Vereinfachung bei Mehrfamilienhäusern

Für die Installation einer PV-Anlage auf Mehrfamilien- und Mietshäusern und die Weitergabe des darüber produzierten Stroms galten bisher komplexe Regelungen. Die sogenannten »Mieterstrommodelle« waren für Besitzer von Mehrfamilienhäusern daher oft unattraktiv. Mit der im Solarpaket I neu geschaffenen Option der »Gemeinschaftlichen Gebäudeversorgung« sollen Mieter nun leichter von am Gebäude produziertem Solarstrom profitieren.

Anders als beim »Mieterstrom« müssen Vermieter bei der gemeinschaftlichen Gebäu­deversorgung nicht die Pflichten eines Strom­versorgers erfüllen. Mietern werden stattdessen die zuvor gemeinsam vertraglich vereinbarten und durch die PV-Anlage erzeugten Strommengen zugeteilt. Für den Reststrom benötigen sie einen externen Energieversorger. Technische Voraussetzung ist, dass die PV-Stromerzeugung sowie der Verbrauch der teilnehmenden Mieter 15-minütlich über Smart Meter bzw. RLM-Messung (Registrierende Leistungsmessung) erfasst wird.

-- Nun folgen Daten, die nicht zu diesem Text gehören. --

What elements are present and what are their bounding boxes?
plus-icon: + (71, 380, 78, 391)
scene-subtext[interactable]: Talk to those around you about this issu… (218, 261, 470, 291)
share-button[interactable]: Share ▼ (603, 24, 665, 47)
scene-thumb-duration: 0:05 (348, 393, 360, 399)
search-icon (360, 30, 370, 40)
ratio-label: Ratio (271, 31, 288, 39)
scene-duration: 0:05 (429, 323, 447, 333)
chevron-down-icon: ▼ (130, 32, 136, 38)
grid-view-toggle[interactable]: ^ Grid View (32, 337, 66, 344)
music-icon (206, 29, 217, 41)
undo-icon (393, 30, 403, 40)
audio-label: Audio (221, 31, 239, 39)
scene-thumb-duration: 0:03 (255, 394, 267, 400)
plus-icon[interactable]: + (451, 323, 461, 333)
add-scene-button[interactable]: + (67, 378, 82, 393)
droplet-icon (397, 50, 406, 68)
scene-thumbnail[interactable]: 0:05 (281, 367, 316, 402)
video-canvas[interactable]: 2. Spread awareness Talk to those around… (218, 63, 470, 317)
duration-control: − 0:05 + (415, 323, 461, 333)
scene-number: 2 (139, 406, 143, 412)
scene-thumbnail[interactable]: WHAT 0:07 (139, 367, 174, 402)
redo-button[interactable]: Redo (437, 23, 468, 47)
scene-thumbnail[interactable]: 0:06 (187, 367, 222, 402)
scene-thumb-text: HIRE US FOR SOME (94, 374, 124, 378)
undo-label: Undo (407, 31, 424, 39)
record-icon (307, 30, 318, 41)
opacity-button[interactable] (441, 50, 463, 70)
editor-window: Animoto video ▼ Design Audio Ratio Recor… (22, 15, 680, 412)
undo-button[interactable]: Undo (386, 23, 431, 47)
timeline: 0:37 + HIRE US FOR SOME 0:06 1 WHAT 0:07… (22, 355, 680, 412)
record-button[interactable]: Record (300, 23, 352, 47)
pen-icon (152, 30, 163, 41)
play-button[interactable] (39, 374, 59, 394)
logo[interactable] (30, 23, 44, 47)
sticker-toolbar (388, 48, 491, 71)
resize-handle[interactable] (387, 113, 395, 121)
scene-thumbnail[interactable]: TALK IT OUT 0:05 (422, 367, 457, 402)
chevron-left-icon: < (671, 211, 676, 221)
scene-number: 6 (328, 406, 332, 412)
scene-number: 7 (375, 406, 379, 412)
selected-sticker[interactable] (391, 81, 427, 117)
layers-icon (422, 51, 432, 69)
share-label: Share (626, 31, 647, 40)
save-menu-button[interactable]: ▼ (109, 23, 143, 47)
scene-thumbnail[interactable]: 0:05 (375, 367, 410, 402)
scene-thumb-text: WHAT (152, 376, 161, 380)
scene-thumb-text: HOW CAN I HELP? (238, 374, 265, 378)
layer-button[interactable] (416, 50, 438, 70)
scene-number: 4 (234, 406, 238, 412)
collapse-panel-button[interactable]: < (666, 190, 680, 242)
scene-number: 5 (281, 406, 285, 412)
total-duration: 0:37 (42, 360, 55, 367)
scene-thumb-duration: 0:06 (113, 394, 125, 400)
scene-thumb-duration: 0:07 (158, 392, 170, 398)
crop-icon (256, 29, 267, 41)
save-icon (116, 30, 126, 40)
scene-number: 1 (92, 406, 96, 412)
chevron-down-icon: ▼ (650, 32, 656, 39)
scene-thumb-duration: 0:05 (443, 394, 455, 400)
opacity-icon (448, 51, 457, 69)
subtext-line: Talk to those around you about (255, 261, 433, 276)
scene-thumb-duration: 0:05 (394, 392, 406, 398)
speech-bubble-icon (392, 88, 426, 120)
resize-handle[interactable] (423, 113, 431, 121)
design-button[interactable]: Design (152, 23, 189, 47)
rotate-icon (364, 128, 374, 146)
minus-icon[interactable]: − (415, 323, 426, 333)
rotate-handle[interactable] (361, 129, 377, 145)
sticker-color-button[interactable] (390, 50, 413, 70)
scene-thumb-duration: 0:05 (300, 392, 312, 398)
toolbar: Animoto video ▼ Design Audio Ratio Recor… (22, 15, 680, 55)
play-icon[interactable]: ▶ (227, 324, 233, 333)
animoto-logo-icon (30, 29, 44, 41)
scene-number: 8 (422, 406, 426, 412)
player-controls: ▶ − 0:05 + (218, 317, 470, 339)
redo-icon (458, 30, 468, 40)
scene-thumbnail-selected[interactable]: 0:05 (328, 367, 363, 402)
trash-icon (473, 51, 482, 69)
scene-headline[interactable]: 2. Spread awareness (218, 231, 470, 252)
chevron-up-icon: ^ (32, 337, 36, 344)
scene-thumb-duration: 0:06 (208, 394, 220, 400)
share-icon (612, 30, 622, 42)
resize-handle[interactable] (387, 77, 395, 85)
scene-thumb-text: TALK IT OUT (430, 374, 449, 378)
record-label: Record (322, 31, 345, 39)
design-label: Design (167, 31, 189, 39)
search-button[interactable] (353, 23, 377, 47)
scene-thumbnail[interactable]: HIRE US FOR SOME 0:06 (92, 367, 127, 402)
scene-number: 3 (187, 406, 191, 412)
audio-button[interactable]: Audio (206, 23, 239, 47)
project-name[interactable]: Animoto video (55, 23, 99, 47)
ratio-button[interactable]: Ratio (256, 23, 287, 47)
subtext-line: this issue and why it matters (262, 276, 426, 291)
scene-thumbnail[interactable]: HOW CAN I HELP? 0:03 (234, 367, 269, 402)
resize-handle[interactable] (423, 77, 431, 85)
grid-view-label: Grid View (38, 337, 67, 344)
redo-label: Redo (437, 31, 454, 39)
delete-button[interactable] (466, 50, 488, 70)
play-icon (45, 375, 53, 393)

Ausweitung und Vereinfachung beim Mieterstrom 

Das Mieterstrommodell war bisher begrenzt auf Wohngebäude. Der Mieterstrom wird nun auch auf gewerblichen Gebäuden und Nebenanlagen wie Garagen gefördert, solange der Stromverbrauch ohne Netzdurchleitung erfolgt. Durch die Vereinfachung in den Regeln zur Anlagenzusammenfassung werden zudem unverhältnismäßige technische Anforderungen vermieden, die bislang in Quartieren häufig ein Problem darstellten.  

Erleichterungen bei Steckersolaranlagen

Die auch als »Balkonkraftwerke« bezeichneten Anlagen sind nun im EEG als eigener Anwendungsfall definiert. Durften Steckersolargeräte pro Haushalt früher nur mit bis zu 600 W Strom einspeisen, so sind es nun 800 W Einspeiseleistung pro Anschlussnehmer. Die mögliche installierte Gesamtleistung für solche Anlagen beträgt 2 kW.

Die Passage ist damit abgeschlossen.